Program “Yes I Do” dijalankan selama lima tahun dengan menyasar pada remaja perempuan usia 10-18 tahun untuk mencegah dan melindungi mereka dari perkawinan anak, kehamilan remaja dan praktik berbahaya bagi kesehatan reproduksi perempuan. Program ini dilaksanakan di 12 desa di Kabupaten Sukabumi, Lombok Barat dan Rembang. “Yes I Do” mengembangkan dan mengimplementasikan model berbasis komunitas yang turut melibatkan remaja laki-laki, perempuan dan laki-laki dewasa/orang tua, dan guru-guru sekolah. Program ini mendapatkan dukungan dari Pemerintah Daerah di tiga Kabupaten tersebut dan telah mulai diintegrasikan dengan program-program relevan pada SKPD terkait serta gerakan masyarakat sipil di tingkat lokal.

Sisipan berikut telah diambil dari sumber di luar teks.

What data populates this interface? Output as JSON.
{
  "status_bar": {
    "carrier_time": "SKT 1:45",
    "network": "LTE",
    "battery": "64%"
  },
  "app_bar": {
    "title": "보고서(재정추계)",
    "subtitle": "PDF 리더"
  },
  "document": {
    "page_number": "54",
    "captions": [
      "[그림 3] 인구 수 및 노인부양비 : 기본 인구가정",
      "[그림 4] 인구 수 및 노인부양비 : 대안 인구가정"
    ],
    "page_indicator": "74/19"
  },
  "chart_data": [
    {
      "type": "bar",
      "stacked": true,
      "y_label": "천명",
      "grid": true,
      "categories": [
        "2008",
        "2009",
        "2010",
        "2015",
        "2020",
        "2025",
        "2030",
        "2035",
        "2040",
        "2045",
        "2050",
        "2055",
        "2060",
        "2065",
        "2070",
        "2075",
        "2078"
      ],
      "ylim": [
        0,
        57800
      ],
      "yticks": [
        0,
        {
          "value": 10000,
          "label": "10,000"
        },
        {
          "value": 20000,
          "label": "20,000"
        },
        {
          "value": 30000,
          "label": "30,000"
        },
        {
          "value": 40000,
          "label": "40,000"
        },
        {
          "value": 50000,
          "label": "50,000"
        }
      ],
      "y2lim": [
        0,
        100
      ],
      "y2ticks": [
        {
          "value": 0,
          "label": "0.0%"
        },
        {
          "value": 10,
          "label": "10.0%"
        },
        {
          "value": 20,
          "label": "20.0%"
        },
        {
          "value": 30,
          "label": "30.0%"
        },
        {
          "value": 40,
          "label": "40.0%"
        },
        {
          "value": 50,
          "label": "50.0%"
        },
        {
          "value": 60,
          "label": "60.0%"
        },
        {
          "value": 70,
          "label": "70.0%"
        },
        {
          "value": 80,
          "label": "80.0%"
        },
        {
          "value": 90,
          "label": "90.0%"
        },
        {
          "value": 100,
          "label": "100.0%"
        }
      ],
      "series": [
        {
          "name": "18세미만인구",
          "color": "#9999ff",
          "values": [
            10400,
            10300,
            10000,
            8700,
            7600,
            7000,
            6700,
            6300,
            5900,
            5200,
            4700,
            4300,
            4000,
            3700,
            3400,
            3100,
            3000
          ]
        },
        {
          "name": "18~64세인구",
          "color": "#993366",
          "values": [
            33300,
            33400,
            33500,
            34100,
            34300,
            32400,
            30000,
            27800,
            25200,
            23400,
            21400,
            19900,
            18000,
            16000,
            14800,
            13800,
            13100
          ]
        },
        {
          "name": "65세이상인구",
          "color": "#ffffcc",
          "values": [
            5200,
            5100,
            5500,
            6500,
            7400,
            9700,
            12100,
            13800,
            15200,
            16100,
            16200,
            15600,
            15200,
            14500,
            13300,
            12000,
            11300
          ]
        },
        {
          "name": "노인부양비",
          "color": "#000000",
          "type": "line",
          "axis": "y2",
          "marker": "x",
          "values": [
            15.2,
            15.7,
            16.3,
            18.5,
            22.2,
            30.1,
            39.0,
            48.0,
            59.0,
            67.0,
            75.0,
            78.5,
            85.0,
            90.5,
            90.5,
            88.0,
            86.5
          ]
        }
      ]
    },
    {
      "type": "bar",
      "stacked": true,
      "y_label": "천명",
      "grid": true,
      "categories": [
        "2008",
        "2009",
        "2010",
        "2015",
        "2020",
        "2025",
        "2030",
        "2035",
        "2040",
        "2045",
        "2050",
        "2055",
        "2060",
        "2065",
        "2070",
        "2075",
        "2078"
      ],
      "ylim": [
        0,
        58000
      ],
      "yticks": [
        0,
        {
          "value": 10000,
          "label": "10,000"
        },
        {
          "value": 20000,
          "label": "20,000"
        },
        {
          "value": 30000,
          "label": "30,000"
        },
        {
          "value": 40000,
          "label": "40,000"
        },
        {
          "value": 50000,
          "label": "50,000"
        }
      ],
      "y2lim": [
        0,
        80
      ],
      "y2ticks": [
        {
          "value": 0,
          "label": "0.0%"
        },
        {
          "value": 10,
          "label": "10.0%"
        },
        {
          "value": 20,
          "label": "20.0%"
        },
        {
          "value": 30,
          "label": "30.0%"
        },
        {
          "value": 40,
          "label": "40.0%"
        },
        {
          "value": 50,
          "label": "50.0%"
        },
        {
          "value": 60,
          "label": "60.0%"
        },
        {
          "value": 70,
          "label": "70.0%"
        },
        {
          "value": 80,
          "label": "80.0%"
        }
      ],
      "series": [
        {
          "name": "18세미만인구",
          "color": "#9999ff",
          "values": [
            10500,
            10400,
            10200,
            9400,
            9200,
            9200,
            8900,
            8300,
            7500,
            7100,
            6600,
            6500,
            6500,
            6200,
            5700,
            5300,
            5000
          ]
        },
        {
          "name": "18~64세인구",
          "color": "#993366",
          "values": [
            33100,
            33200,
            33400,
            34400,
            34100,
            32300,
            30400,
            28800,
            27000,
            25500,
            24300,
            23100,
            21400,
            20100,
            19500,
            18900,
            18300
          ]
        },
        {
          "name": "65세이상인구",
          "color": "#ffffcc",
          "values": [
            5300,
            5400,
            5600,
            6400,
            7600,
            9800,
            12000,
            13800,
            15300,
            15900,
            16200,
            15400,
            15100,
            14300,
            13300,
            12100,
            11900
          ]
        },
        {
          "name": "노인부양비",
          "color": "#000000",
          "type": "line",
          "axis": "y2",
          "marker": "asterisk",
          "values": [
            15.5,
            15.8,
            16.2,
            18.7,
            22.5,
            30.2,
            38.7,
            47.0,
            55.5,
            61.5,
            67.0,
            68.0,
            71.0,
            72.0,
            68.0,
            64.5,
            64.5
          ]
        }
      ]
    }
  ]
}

Merujuk pada studi baseline Aliansi “Yes I Do” oleh Pusat Kajian Gender dan Seksualitas Universitas Indonesia pada 2016 di Kabupaten Lombok Barat, terdapat 17% perempuan menikah pada usia di bawah 16 tahun. Selain itu, terdapat 62,3% perempuan mengalami putus sekolah akibat kehamilan remaja dan 55,7% putus sekolah akibat perkawinan anak. Persoalan tersebut berdampak pada tingginya angka kematian ibu dan bayi, bayi lahir prematur, anak dengan gizi buruk, kekerasan dalam rumah tangga (KDRT), dan perceraian.
Di Kabupaten Lombok Barat, program “Yes I Do” diimplementasikan oleh mitra lokal yaitu Perkumpulan Keluarga Berencana Indonesia (PKBI) NTB/Lombok Barat, Aliansi Remaja Independen (ARI) NTB, Lemaga Perlindungan Anak Rembang, PUPUK dan Pemerintah Kabupaten Lombok Barat. Menurut Hidayat, Direktur Eksekutif PKBI NTB/Lombok Barat, aliansi akan mendorong komitmen Pemerintah Lombok Barat untuk membuat Peraturan Daerah terkait pencegahan pernikahan anak di Kabupaten Lombok.
Dalam pidatonya, Bupati Lombok Barat mengemukakan bahwa target pemerintah Kabupaten Lombok pada 2019 adalah menaikkan batas usia perkawinan menjadi 21 tahun baik untuk laki-laki maupun perempuan. Saat Diksusi Publik, Sri Martani W. Widayati dari KPPPA mengungkapkan “pencegahan dan penurunan angka perkawinan anak bukan hanya tugas pemerintah, tetapi juga perlu kerja sama untuk melibatkan sumber daya dan komitmen dari pihak lainnya seperti LSM, lembaga donor, dan komunitas desa.’
Keberadaan program ini diharapkan mampu menurunkan angka perkawinan anak, kehamilan remaja, dan praktik berbahaya bagi kesehatan reproduksi perempuan di Lombok Barat sehingga turut berkontribusi pada peningkatan kesejahteraan masyarat Lombok Barat secara keseluruhan.